Apart from this, I’ve also read the Fourteenth Finance Commission Report and I’ve written an analysis on it earlier, which can be found here. In summary, the sources that I had followed:
- Macroeconomics – NCERT
- Economic Survey and Budget for identification of different terms
NO OTHER SOURCE WHATSOEVER!! 🙂
Before answering this question, let us first take a quick look at the present formulation of the Monetary Policy.
Current Scenario: Monetary Policy of India is framed by the RBI headed by the Governor. He/She will be advised by the Deputy Governors and a Technical Advisory Committee for the Monetary Policy, but the advice rendered is not binding on the Governor.
Though the RBI doesn’t define the objectives of the monetary policy, some of them can be discerned as the following:
- Price control – inflation targeting.
- Ensuring adequate credit flow to sustain economic growth – growth targeting.
Problems with the present Monetary Policy:
- The monetary policy must go hand in hand with the fiscal policy, but often we see dissent between the two, due to the lack of adequate coordination between the government (Ministry of Finance) and the RBI. As a result the Indian economy is not realising its full potential.
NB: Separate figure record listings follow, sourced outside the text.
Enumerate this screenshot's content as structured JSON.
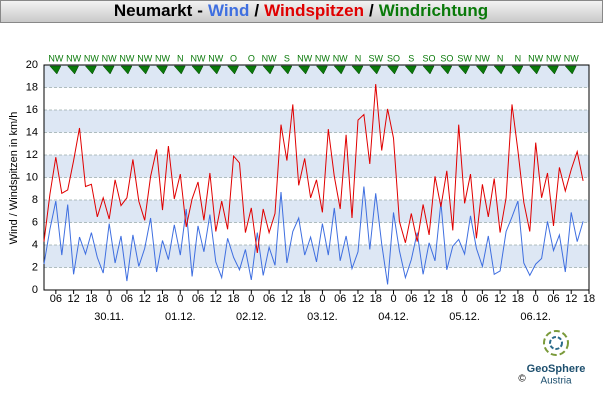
{
  "chart_data": {
    "type": "line",
    "title": "Neumarkt",
    "title_separators": [
      "-",
      "/",
      "/"
    ],
    "y_label": "Wind / Windspitzen in km/h",
    "x": [
      2,
      4,
      6,
      8,
      10,
      12,
      14,
      16,
      18,
      20,
      22,
      24,
      26,
      28,
      30,
      32,
      34,
      36,
      38,
      40,
      42,
      44,
      46,
      48,
      50,
      52,
      54,
      56,
      58,
      60,
      62,
      64,
      66,
      68,
      70,
      72,
      74,
      76,
      78,
      80,
      82,
      84,
      86,
      88,
      90,
      92,
      94,
      96,
      98,
      100,
      102,
      104,
      106,
      108,
      110,
      112,
      114,
      116,
      118,
      120,
      122,
      124,
      126,
      128,
      130,
      132,
      134,
      136,
      138,
      140,
      142,
      144,
      146,
      148,
      150,
      152,
      154,
      156,
      158,
      160,
      162,
      164,
      166,
      168,
      170,
      172,
      174,
      176,
      178,
      180,
      182,
      184
    ],
    "series": [
      {
        "name": "Wind",
        "color": "#3f6fe0",
        "values": [
          2.3,
          5.4,
          7.9,
          3.1,
          7.6,
          1.4,
          4.7,
          3.2,
          5.1,
          2.9,
          1.5,
          5.9,
          2.4,
          4.8,
          0.8,
          4.9,
          2.1,
          3.7,
          6.4,
          1.6,
          4.4,
          2.7,
          5.8,
          3.1,
          7.2,
          1.2,
          5.7,
          3.4,
          6.7,
          2.5,
          1.1,
          4.6,
          2.9,
          1.8,
          3.6,
          0.9,
          5.1,
          1.3,
          3.8,
          2.2,
          8.7,
          2.4,
          5.2,
          6.4,
          3.1,
          4.7,
          2.5,
          5.9,
          3.1,
          7.3,
          2.6,
          4.8,
          1.9,
          3.4,
          9.2,
          3.6,
          8.6,
          4.1,
          0.5,
          6.9,
          3.5,
          1.1,
          2.7,
          5.1,
          1.4,
          4.2,
          2.6,
          7.8,
          1.8,
          3.9,
          4.5,
          3.2,
          6.6,
          3.7,
          2.1,
          4.8,
          1.4,
          1.7,
          5.2,
          6.5,
          7.9,
          2.4,
          1.3,
          2.3,
          2.8,
          6.1,
          3.5,
          4.9,
          1.6,
          6.9,
          4.3,
          6.1
        ]
      },
      {
        "name": "Windspitzen",
        "color": "#e00000",
        "values": [
          4.3,
          8.5,
          11.8,
          8.6,
          8.9,
          11.5,
          14.4,
          9.2,
          9.4,
          6.5,
          8.2,
          6.3,
          9.8,
          7.5,
          8.2,
          11.6,
          7.9,
          6.2,
          10.1,
          12.5,
          7.1,
          12.8,
          8.1,
          10.3,
          5.6,
          8.1,
          9.6,
          6.2,
          10.4,
          5.2,
          7.9,
          5.4,
          11.9,
          11.3,
          5.1,
          7.3,
          3.3,
          7.2,
          5.1,
          6.8,
          14.7,
          11.5,
          16.5,
          9.3,
          11.7,
          8.2,
          9.8,
          6.9,
          14.3,
          10.1,
          7.2,
          13.8,
          6.4,
          15.1,
          15.6,
          11.2,
          18.3,
          12.4,
          16.1,
          13.5,
          6.1,
          4.2,
          6.8,
          4.3,
          7.6,
          4.9,
          10.1,
          7.4,
          10.6,
          5.3,
          14.7,
          7.7,
          10.3,
          4.6,
          9.4,
          6.5,
          9.9,
          5.1,
          8.2,
          16.5,
          12.4,
          7.8,
          5.2,
          13.1,
          8.2,
          10.4,
          5.7,
          10.9,
          8.8,
          10.7,
          12.3,
          9.7
        ]
      }
    ],
    "directions": {
      "name": "Windrichtung",
      "color": "#0a7a0a",
      "x": [
        6,
        12,
        18,
        24,
        30,
        36,
        42,
        48,
        54,
        60,
        66,
        72,
        78,
        84,
        90,
        96,
        102,
        108,
        114,
        120,
        126,
        132,
        138,
        144,
        150,
        156,
        162,
        168,
        174,
        180
      ],
      "labels": [
        "NW",
        "NW",
        "NW",
        "NW",
        "NW",
        "NW",
        "NW",
        "N",
        "NW",
        "NW",
        "O",
        "O",
        "NW",
        "S",
        "NW",
        "NW",
        "NW",
        "N",
        "SW",
        "SO",
        "S",
        "SO",
        "SO",
        "SW",
        "NW",
        "N",
        "N",
        "NW",
        "NW",
        "NW"
      ]
    },
    "xlim": [
      2,
      186
    ],
    "xticks": [
      {
        "value": 6,
        "label": "06"
      },
      12,
      18,
      {
        "value": 24,
        "label": "0"
      },
      {
        "value": 30,
        "label": "06"
      },
      {
        "value": 36,
        "label": "12"
      },
      {
        "value": 42,
        "label": "18"
      },
      {
        "value": 48,
        "label": "0"
      },
      {
        "value": 54,
        "label": "06"
      },
      {
        "value": 60,
        "label": "12"
      },
      {
        "value": 66,
        "label": "18"
      },
      {
        "value": 72,
        "label": "0"
      },
      {
        "value": 78,
        "label": "06"
      },
      {
        "value": 84,
        "label": "12"
      },
      {
        "value": 90,
        "label": "18"
      },
      {
        "value": 96,
        "label": "0"
      },
      {
        "value": 102,
        "label": "06"
      },
      {
        "value": 108,
        "label": "12"
      },
      {
        "value": 114,
        "label": "18"
      },
      {
        "value": 120,
        "label": "0"
      },
      {
        "value": 126,
        "label": "06"
      },
      {
        "value": 132,
        "label": "12"
      },
      {
        "value": 138,
        "label": "18"
      },
      {
        "value": 144,
        "label": "0"
      },
      {
        "value": 150,
        "label": "06"
      },
      {
        "value": 156,
        "label": "12"
      },
      {
        "value": 162,
        "label": "18"
      },
      {
        "value": 168,
        "label": "0"
      },
      {
        "value": 174,
        "label": "06"
      },
      {
        "value": 180,
        "label": "12"
      },
      {
        "value": 186,
        "label": "18"
      }
    ],
    "date_ticks": [
      {
        "value": 24,
        "label": "30.11."
      },
      {
        "value": 48,
        "label": "01.12."
      },
      {
        "value": 72,
        "label": "02.12."
      },
      {
        "value": 96,
        "label": "03.12."
      },
      {
        "value": 120,
        "label": "04.12."
      },
      {
        "value": 144,
        "label": "05.12."
      },
      {
        "value": 168,
        "label": "06.12."
      }
    ],
    "ylim": [
      0,
      20
    ],
    "yticks": [
      0,
      2,
      4,
      6,
      8,
      10,
      12,
      14,
      16,
      18,
      20
    ],
    "grid": true
  },
  "footer": {
    "brand": "GeoSphere",
    "country": "Austria",
    "copyright": "©"
  }
}
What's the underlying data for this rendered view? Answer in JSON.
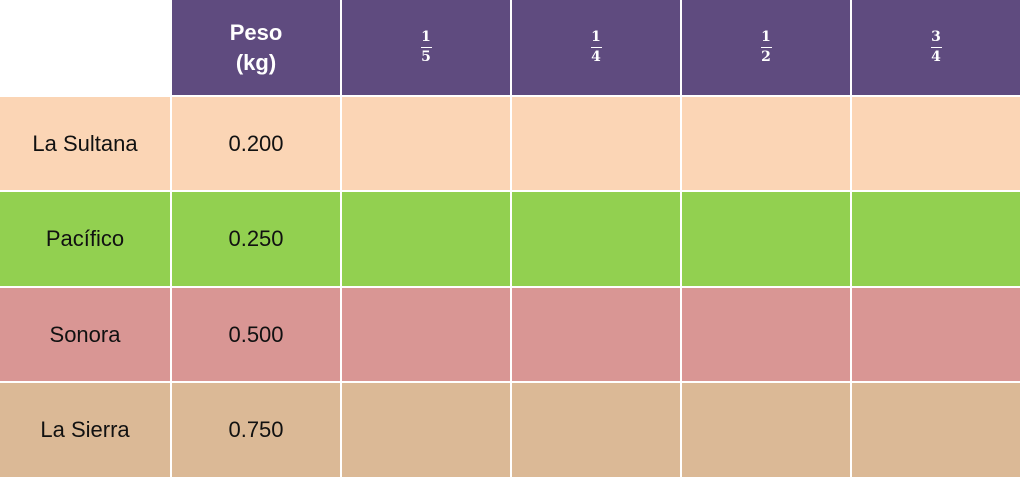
{
  "table": {
    "header_color": "#5f4b7f",
    "header": {
      "weight": [
        "Peso",
        "(kg)"
      ],
      "fractions": [
        {
          "numerator": "1",
          "denominator": "5"
        },
        {
          "numerator": "1",
          "denominator": "4"
        },
        {
          "numerator": "1",
          "denominator": "2"
        },
        {
          "numerator": "3",
          "denominator": "4"
        }
      ]
    },
    "rows": [
      {
        "name": "La Sultana",
        "weight": "0.200",
        "color": "#fbd5b5"
      },
      {
        "name": "Pacífico",
        "weight": "0.250",
        "color": "#92d050"
      },
      {
        "name": "Sonora",
        "weight": "0.500",
        "color": "#d99694"
      },
      {
        "name": "La Sierra",
        "weight": "0.750",
        "color": "#dbb996"
      }
    ]
  }
}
For example, till December 2014, the RBI refused to accept the demand of the government to lower the interest rates to stimulate the economy. Keeping aside the merits and de-merits of this decision of the RBI, the dissent between the two is evident. The government which runs on the people’s mandate should definitely have a say in the monetary policy.
- The present monetary policy holds an element of unpredictability as the guidelines of the monetary policy have not been specified. Having a predictable policy will ensure stability in the economy. Although some amount of unpredictability is required in the monetary policy, the present system swings far too much towards unpredictability. For example, the the RBI refused to lower the interest rates until Jan 2015 despite the industrial expectations of an early cut (as the inflation got tamed since June 2014).
- Also there is no adequate transparency and accountability in the formulation of the monetary policy. This needs to be addressed to improve the governance in the formulation of the monetary policy.
- Recently, the RBI accepted Urjit Patel Committee’s recommendation of adopting CPI as the nominal anchor of the monetary policy. This makes sense at a time when India is fighting the inflation, but this doesn’t make sense in the long term.
It is in this regard, several committees like Financial Sector Legislative Reforms Committee (FSLRC) and Urjit Patel Committee, have recommended the establishment of a Monetary Policy Committee to formulate the monetary policy. The monetary policy shall be formulated by this committee on the basis of majority vote and they shall be held accountable.
Composition of Monetary Policy recommended by FSLRC:
- Chairman (Governor)
- Deputy Chairman (Dt. Governor)
- 5 External full time members to be appointed by the RBI.
- 2 of them must be appointed after seeking the opinion of RBI.
- 1 representative from the government with no voting rights.
Composition of Monetary Policy recommended by Urjit Patel Committee:
- Dt. Governor
- Executive Director of the monetary policy
- 2 External full time members appointed by the RBI
Since Urjit Patel Committee was constituted by the RBI, its recommendations ensure the domination of RBI in the monetary policy 😉
No doubt, there should be greater convergence between the monetary policy and the fiscal policy. For this it would be more appropriate to ensure that the government has a say in the formulation of the monetary policy as it will ensure that the concerns of the government backed by public mandate are addressed in the formulation of the monetary policy. In this regard, the recommendations of the FSLRC would be more appropriate to be implemented.
So, yes, the government should have a say in the formulation of the Monetary Policy.